A SUCCESSFUL project that has saved some of the rarest native wildflowers in the region is set to receive extra funding to extend the scheme.

The Cornfield Flowers Project was set up more than 10 years ago in response to concerns that almost all the wildflowers in the North Yorkshire Moors National Park (NYMNPA) area had disappeared.

Many wildflowers can only grow in wheat and corn fields and have been put at risk by the growth in herbicides.

The project is run in partnership by the Carstairs Countryside Trust, NYMNPA and the Ryedale Folk Museum, and aims to support the natural biodiversity of the region and reverse the trend toward extinction of indigenous plants.

The partnership has made a request for £80,000 of funding from the NYMNPA, which will hold a special authority committee meeting on Thursday, November 12 to decide if the funding should be released.

The grant has already been approved by the Authority’s Sustainable Development Fund Panel but must be rubber stamped by the committee.

The Cornfield Project is based in the National Park, as well as on arable land near the A19 and south of Thixendale on the Wolds, near Malton.

So far the project has established 26 wildflower sites on farms and in three disused quarries.

The project has been so successful that the partnership has been able to donate thousands of seeds from five rare plants to the Millennium seed bank at Kew Gardens, in London.

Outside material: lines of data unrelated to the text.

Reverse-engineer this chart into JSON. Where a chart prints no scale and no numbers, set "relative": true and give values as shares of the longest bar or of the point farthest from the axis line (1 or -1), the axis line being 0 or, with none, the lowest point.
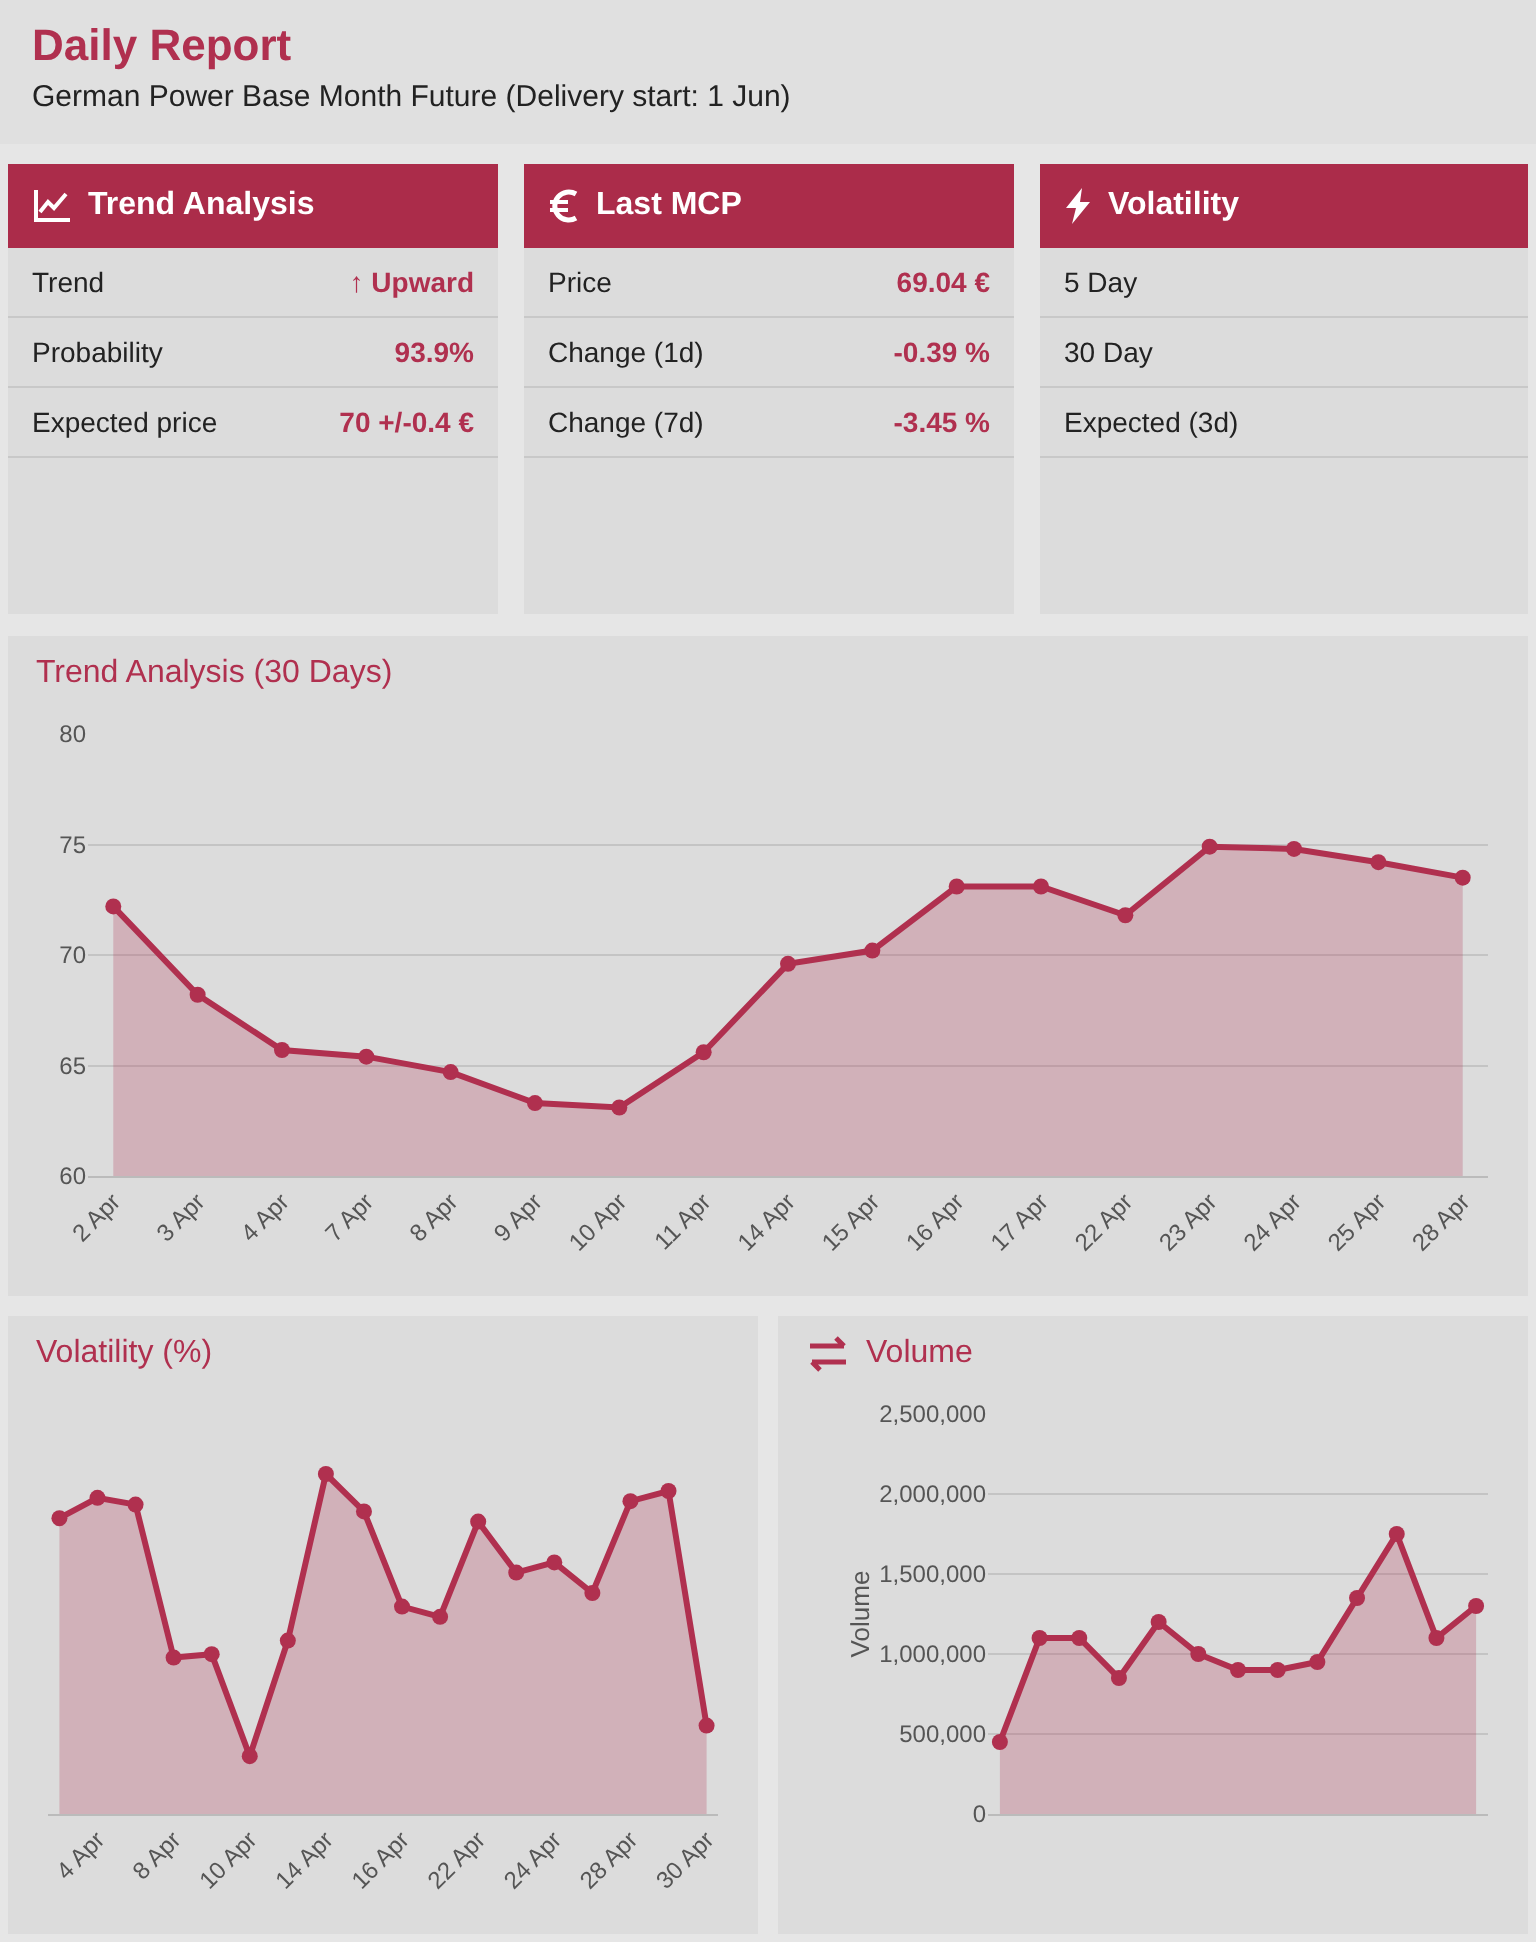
{
  "chart_data": [
    {
      "type": "other",
      "title": "Daily Report",
      "subtitle": "German Power Base Month Future (Delivery start: 1 Jun)"
    },
    {
      "type": "other",
      "title": "Trend Analysis",
      "categories": [
        "Trend",
        "Probability",
        "Expected price"
      ],
      "annotations": [
        "↑ Upward",
        "93.9%",
        "70 +/-0.4 €"
      ]
    },
    {
      "type": "other",
      "title": "Last MCP",
      "categories": [
        "Price",
        "Change (1d)",
        "Change (7d)"
      ],
      "annotations": [
        "69.04 €",
        "-0.39 %",
        "-3.45 %"
      ]
    },
    {
      "type": "other",
      "title": "Volatility",
      "categories": [
        "5 Day",
        "30 Day",
        "Expected (3d)"
      ]
    },
    {
      "type": "area",
      "title": "Trend Analysis (30 Days)",
      "categories": [
        "2 Apr",
        "3 Apr",
        "4 Apr",
        "7 Apr",
        "8 Apr",
        "9 Apr",
        "10 Apr",
        "11 Apr",
        "14 Apr",
        "15 Apr",
        "16 Apr",
        "17 Apr",
        "22 Apr",
        "23 Apr",
        "24 Apr",
        "25 Apr",
        "28 Apr"
      ],
      "series": [
        {
          "color": "#b0304f",
          "values": [
            72.2,
            68.2,
            65.7,
            65.4,
            64.7,
            63.3,
            63.1,
            65.6,
            69.6,
            70.2,
            73.1,
            73.1,
            71.8,
            74.9,
            74.8,
            74.2,
            73.5
          ]
        }
      ],
      "ylim": [
        60,
        80
      ],
      "yticks": [
        60,
        65,
        70,
        75,
        80
      ],
      "grid": "y",
      "marker": "circle"
    },
    {
      "type": "area",
      "title": "Volatility (%)",
      "relative": true,
      "categories": [
        null,
        "4 Apr",
        null,
        "8 Apr",
        null,
        "10 Apr",
        null,
        "14 Apr",
        null,
        "16 Apr",
        null,
        "22 Apr",
        null,
        "24 Apr",
        null,
        "28 Apr",
        null,
        "30 Apr"
      ],
      "series": [
        {
          "color": "#b0304f",
          "values": [
            0.87,
            0.93,
            0.91,
            0.46,
            0.47,
            0.17,
            0.51,
            1,
            0.89,
            0.61,
            0.58,
            0.86,
            0.71,
            0.74,
            0.65,
            0.92,
            0.95,
            0.26
          ]
        }
      ],
      "marker": "circle"
    },
    {
      "type": "area",
      "title": "Volume",
      "ylabel": "Volume",
      "categories": [
        null,
        null,
        null,
        null,
        null,
        null,
        null,
        null,
        null,
        null,
        null,
        null,
        null
      ],
      "series": [
        {
          "color": "#b0304f",
          "values": [
            450000,
            1100000,
            1100000,
            850000,
            1200000,
            1000000,
            900000,
            900000,
            950000,
            1350000,
            1750000,
            1100000,
            1300000
          ]
        }
      ],
      "ylim": [
        0,
        2500000
      ],
      "yticks": [
        0,
        {
          "value": 500000,
          "label": "500,000"
        },
        {
          "value": 1000000,
          "label": "1,000,000"
        },
        {
          "value": 1500000,
          "label": "1,500,000"
        },
        {
          "value": 2000000,
          "label": "2,000,000"
        },
        {
          "value": 2500000,
          "label": "2,500,000"
        }
      ],
      "grid": "y",
      "marker": "circle"
    }
  ]
}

Rona Charles, senior ecology officer at NYMNPA, said: "Ten years ago one of our botanists realised how few wildflowers there were left in the Park’s arable land.

"We realised that unless we did something we would lose some of the species altogether. Wildflowers rely on farmers land but farmers have got very good at getting rid of them."

The next stage of the project will last for five years and plans are in place for the £80,000 to be used to expand operations in disused quarries, work with small scale farmers and non-farmers to teach them how to support local flora and to broaden the range of rare plants that are planted.